La gare ferroviaire de Sète — 15. On se connaît
Au buffet de la gare, un marin en tenue d’été de la marine nationale (sans doute en permission) s’acharne sur un flipper. Cependant, un train passe dans la gare avec un bruit fracassant.
Affalée devant un amas de canettes vides, Dalilah ronfle, la tête au creux de ses bras croisés, sur un guéridon du bar. La main d’un homme pousse les canettes pour faire un peu de place où de son autre main il dépose une tasse de café fumant. Elle lève la tête et distingue confusément, derrière la fumée qui monte de la tasse, le Barman du « Petit Navire » qu finit de s’asseoir en face d’elle.
BARMAN :
C’est moi, Samson. Salut, Dalilah !
Quelques images du passé resurgissent devant les yeux de Dalilah :
Un bruit de galop sourd. Des jeunes gens courent comme des dératés devant un taureau qui fonce dans les rues violemment éclairées d’un village, en pleine nuit ; parmi eux, la brune Dalilah adolescente vêtue d’une chemise et d’un pantalon de guardian serré court pieds nus, le jeune garçon qui court avec elle paraît être le Barman, il porte un jeans</em et un tee-shirt américain (sans couture sur les côtés) blanc, ils se jettent au sol en roulé-boulé pour éviter de se faire piétiner par le taureau. Celui-ci les évite et continue à poursuivre les autres...Au bout d’une allée de part et d’autre bordée de hauts tamaris qui forment une voûte au-dessus de la voie, un cabanon, simple assemblage de bois et de papier goudronné, entouré d’une clôture... l’autre façade donne sur une immense plage déserte dont la mer lèche le rivage.
Au bord d’un immense étang, sur fond de collines en arrière-plan, des silhouettes humaines courbées au-dessus de l’eau tels des flamands roses raclent le fond, tandis que des personnes, attablées les pieds dans l’eau, cassent la croûte.

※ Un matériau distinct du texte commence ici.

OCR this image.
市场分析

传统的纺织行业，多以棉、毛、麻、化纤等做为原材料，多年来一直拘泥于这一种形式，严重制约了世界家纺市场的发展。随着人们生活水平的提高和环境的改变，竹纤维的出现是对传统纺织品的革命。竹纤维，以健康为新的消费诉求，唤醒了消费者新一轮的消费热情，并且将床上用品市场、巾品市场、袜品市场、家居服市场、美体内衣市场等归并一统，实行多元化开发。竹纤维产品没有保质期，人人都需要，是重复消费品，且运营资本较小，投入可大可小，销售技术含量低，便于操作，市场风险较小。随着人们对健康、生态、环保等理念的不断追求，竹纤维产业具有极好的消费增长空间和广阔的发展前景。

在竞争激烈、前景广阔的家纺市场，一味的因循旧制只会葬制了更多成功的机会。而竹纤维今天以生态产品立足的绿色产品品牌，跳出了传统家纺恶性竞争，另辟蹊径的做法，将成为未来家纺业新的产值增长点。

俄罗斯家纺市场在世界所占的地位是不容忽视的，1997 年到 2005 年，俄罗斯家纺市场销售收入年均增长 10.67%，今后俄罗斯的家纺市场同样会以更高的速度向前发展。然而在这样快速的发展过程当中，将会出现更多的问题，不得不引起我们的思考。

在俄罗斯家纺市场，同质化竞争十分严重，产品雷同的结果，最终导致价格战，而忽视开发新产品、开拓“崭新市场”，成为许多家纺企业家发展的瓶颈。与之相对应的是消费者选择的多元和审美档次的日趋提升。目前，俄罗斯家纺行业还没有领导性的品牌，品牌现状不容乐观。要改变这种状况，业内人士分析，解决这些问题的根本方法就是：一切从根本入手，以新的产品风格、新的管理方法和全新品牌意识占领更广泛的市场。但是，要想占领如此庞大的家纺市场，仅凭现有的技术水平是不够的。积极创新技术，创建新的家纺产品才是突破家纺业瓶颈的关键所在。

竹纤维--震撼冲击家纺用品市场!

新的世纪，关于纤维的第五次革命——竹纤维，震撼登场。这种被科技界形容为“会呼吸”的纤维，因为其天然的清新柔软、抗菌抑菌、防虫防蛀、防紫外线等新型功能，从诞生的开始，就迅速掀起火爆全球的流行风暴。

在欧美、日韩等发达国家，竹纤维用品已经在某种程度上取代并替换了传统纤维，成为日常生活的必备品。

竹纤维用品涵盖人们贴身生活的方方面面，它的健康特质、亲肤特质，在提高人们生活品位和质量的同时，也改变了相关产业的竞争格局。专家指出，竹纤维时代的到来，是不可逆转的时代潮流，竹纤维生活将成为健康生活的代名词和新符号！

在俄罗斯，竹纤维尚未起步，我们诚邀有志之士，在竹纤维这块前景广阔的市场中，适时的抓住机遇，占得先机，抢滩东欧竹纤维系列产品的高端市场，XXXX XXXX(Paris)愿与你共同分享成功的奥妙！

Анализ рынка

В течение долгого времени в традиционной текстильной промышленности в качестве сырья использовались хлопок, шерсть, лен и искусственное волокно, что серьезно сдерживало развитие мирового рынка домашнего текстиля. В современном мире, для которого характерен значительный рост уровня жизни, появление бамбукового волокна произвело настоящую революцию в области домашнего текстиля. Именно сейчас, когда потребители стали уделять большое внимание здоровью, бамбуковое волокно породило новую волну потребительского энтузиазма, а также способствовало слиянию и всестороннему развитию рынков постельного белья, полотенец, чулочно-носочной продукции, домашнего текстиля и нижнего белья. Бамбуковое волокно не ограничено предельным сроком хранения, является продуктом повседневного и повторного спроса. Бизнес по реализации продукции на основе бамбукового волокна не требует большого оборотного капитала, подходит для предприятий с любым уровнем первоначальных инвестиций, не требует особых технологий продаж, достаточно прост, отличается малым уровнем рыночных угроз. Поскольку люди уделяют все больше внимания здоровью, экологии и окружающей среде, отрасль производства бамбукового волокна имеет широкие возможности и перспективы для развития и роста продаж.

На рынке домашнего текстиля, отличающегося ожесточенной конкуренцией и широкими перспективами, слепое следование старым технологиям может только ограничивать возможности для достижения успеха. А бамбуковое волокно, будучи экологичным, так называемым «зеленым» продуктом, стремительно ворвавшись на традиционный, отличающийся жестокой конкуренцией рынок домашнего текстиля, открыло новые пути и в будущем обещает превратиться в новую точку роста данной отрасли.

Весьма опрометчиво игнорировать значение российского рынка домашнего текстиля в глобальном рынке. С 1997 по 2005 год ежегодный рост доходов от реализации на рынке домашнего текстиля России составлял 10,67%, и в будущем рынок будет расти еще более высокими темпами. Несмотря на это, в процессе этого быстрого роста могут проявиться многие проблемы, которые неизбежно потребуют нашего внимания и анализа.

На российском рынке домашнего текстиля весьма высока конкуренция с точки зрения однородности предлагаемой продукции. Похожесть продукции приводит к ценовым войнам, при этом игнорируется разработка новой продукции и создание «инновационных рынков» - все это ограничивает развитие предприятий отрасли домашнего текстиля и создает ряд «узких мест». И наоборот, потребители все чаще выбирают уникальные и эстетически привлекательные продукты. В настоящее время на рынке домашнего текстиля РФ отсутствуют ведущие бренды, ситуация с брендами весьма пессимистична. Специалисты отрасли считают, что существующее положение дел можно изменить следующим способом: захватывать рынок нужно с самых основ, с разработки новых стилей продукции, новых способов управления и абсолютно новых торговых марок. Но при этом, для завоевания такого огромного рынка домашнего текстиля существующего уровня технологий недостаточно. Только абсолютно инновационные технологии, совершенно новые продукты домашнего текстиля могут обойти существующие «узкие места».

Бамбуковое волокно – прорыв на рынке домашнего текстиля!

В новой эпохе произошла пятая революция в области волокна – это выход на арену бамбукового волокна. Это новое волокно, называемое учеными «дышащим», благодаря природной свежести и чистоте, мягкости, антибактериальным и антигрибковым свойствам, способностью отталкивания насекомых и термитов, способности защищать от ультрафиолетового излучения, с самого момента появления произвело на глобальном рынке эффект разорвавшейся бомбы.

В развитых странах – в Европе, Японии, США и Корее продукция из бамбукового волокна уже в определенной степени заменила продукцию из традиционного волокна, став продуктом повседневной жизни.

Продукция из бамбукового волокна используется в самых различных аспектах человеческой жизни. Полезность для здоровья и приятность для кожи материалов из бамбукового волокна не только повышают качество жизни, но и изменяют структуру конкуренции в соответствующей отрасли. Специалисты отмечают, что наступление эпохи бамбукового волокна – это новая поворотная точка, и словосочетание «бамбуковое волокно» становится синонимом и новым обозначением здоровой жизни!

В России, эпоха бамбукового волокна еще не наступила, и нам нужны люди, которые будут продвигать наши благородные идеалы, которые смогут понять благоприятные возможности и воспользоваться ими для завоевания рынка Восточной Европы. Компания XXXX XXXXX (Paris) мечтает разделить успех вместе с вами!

Sous le soleil de midi, les détails du paysage prennent un contour flou, lui donnant l’aspect d’un mirage.A milieu de l’eau étale, le canal du Rhône à Sète trace une île linéaire et d’un étang à l’autre, avec ses chemins de halage bordés de roseaux et de géraniums sauvages, fuit vers l’horizon.
BARMAN (off) :
J’étais sûr que tu reviendrais un jour.
On entend l’annonce d’un train pour la ville de Nîmes qui entre en gare, puis le roulement du train qui arrive. Dalilah, manifestement assommée par la bière, se redresse lentement sur son siège, pour protester :
DALILAH (laconique) :
Rien à voir avec un retour, je suis là par hasard.
Elle prend la tasse de café et la porte à ses lèvres.
Le marin va lancer de la monnaie sur sa table pour payer son verre, et sans prendre la peine de s’asseoir il prend son sac et le hisse sur une de ses épaules. Il se dirige vers la porte vitrée qui donne sur le quai.
BARMAN (off) :
Alors il ne fallait pas rater ton train.
Elle jette un coup d’œil à l’horloge du bar, au-dessus de l’accès au quai. Dessous, le marin passe et va se percher à l’entrée d’un wagon. L’annonce du départ du train résonne. Elle se lève, esquisse un mouvement pour prendre sa valise, mais découragée, elle se rassied. Dehors, le train s’ébranle.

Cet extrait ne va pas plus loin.